Penulis : Supriyanto

Link Banner

Lenterakata.com – Karena mencuri akta cerai, Dua orang pria ASB, (37) warga Kelurahan Bendan Ngisor Kecamatan Gajah Mungkur, Semarang dan MK alias Modin Pegat (58), warga Desa Sumber Kecamatan Kradenan Blora, ditangkap Satreskrim Polres Blora.

Pencurian tersebut dilakukan di Kantor Pengadilan Agama (PA) Kelas 1 B Blora, Jalan Raya Blora Cepu KM 03, Selasa, (18/06/2019) silam.

Kasat Reskrim Polres Blora AKP Herri Dwi Utomo mengungkapkan, pelaku ditangkap di wilayah Kendal dan Blora.

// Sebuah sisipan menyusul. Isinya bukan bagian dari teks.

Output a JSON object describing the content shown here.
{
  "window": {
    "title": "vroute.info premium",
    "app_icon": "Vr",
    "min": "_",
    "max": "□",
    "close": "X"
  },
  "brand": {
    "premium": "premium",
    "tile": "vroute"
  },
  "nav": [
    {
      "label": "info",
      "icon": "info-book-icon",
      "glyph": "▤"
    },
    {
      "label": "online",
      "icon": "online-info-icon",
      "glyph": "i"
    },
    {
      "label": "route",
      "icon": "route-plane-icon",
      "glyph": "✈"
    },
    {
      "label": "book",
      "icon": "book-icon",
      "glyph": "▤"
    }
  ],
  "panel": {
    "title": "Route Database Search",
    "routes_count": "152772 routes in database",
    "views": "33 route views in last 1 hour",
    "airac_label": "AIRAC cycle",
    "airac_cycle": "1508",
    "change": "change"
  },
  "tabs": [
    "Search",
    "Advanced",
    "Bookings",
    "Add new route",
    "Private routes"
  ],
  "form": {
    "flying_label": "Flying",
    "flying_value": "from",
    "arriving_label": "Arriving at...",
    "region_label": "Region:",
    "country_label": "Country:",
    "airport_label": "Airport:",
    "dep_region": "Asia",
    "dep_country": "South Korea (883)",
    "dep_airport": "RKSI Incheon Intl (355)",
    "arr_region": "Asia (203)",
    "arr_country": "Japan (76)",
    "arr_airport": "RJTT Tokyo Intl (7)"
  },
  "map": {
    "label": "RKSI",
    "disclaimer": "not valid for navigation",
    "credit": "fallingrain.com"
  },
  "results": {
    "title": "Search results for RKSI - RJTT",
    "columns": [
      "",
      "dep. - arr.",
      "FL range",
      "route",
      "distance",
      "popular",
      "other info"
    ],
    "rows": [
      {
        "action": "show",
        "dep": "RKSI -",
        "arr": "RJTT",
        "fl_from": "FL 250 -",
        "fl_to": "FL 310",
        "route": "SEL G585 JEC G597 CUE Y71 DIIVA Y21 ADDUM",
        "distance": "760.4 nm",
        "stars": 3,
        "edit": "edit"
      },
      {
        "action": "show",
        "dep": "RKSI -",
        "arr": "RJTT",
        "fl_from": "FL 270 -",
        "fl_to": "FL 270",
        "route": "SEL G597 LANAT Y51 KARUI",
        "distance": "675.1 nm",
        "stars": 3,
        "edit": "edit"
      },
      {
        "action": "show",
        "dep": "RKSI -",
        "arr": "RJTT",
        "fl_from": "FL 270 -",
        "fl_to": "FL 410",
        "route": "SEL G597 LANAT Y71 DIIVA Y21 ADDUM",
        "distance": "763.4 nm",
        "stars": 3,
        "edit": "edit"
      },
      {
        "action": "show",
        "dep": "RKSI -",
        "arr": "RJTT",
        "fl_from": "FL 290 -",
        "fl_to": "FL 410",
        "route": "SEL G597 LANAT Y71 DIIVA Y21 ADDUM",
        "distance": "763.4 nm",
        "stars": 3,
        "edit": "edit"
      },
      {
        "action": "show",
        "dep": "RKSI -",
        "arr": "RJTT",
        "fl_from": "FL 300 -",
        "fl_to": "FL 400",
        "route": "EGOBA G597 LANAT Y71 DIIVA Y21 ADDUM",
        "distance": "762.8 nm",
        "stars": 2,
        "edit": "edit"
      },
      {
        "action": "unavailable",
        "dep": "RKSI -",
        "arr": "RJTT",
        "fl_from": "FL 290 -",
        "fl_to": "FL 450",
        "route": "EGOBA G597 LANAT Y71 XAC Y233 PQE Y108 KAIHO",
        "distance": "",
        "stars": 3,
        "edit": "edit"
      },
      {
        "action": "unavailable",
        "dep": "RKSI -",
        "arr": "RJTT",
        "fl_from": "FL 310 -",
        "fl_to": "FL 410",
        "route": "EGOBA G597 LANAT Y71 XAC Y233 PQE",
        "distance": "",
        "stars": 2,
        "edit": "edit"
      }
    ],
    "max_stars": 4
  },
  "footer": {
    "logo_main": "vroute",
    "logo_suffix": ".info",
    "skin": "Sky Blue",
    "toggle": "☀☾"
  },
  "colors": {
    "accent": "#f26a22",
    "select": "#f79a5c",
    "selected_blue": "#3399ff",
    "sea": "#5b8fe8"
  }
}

“Mendapat laporan tersebut, langsung kami lakukan penyelidikan, dan tersangka berhasil kita amankan, berikut barang buktinya,” ujar Kasat Reskrim. Jumat, (10/01/2020).

Dalem penangkapan tersebut petugas juga mengamankan barang bukti berupa dua buah akta cerai yang telah digunakan. Satu buah stempel Pengadilan Agama, serta satu buah hape merk Nokia warna biru kombinasi hitam.

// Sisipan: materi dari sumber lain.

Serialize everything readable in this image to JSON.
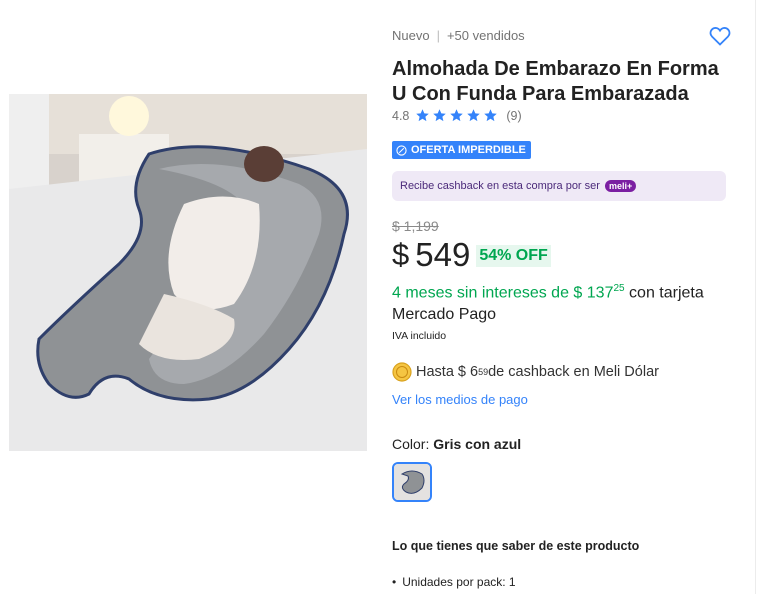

Kasat Reskrim menceritakan, pelaku mencuri blangko akta cerai dan akta cerai dengan cara menggunakan kunci duplikat. Pelaku bisa membuat kunci duplikat lantaran salah satu pelaku adalah karyawan honorer di PA tersebut.

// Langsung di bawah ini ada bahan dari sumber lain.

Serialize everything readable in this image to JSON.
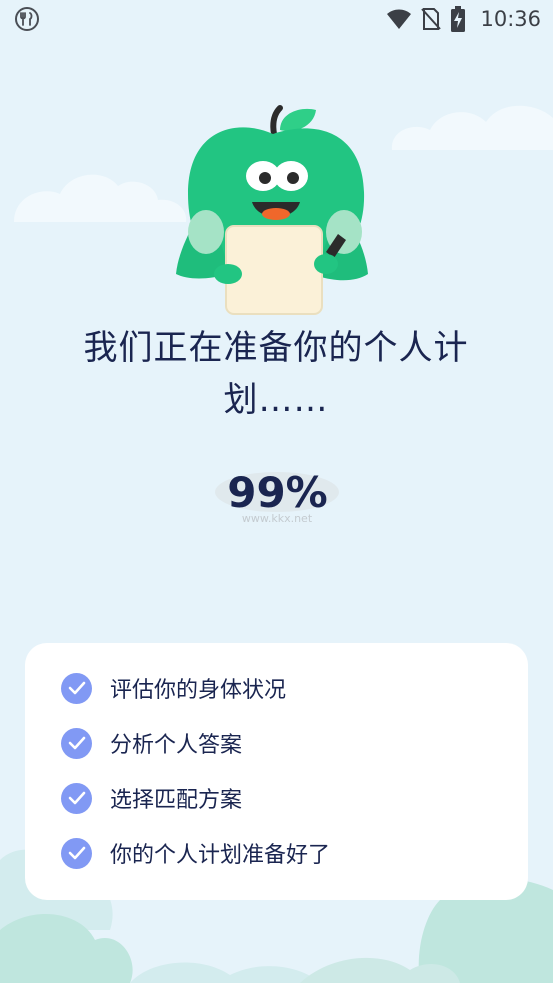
{
  "status_bar": {
    "time": "10:36",
    "icons": [
      "restaurant-icon",
      "wifi-icon",
      "no-sim-icon",
      "battery-charging-icon"
    ]
  },
  "mascot": {
    "icon": "apple-mascot-icon"
  },
  "loading": {
    "title": "我们正在准备你的个人计划……",
    "percent": "99%",
    "progress_value": 0.99
  },
  "watermark": {
    "text": "www.kkx.net"
  },
  "steps": [
    {
      "label": "评估你的身体状况",
      "icon": "check-circle-icon"
    },
    {
      "label": "分析个人答案",
      "icon": "check-circle-icon"
    },
    {
      "label": "选择匹配方案",
      "icon": "check-circle-icon"
    },
    {
      "label": "你的个人计划准备好了",
      "icon": "check-circle-icon"
    }
  ],
  "colors": {
    "background": "#e6f3fa",
    "text": "#1a2550",
    "check": "#8199f4",
    "mascot_green": "#22c582"
  }
}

“Pelaku ASB ini adalah mantan karyawan honorer di Pengadilan Agama, sehingga bisa mendapatkan kunci untuk diduplikatkan,”jelas Kasat Reskrim.

Akibat peristiwa tersebut Pengadilan Agama mengalami kerugian lima belas juta rupiah. Akte yang hilang sejumlah 150 lembar akte kosong dan 17 lembar akta cerai milik penggugat dan tergugat.

Dokumen yang berhasil dicuri pelaku adalah tiga bendel blangko akta cerai, yang terdiri dari satu bendel 13 dengan seri K no.36351-36400, satu bendel 31 dengan seri K no.37251-37300, satu bendel 32 dengan seri K no.37201-37350 dan tujuh belas lembar akta cerai.

Dari pengakuannya tersangka, blangko cerai tersebut dijual kepada masyarakat yang ingin mengurus proses perceraian tanpa mengikuti sidang.

Pelaku menjual satu akta cerai seharga Rp 2 juta hingga Rp 2,5 juta. Hingga ditangkap petugas, tersangka telah berhasil menjual delapan akta cerai tersebut.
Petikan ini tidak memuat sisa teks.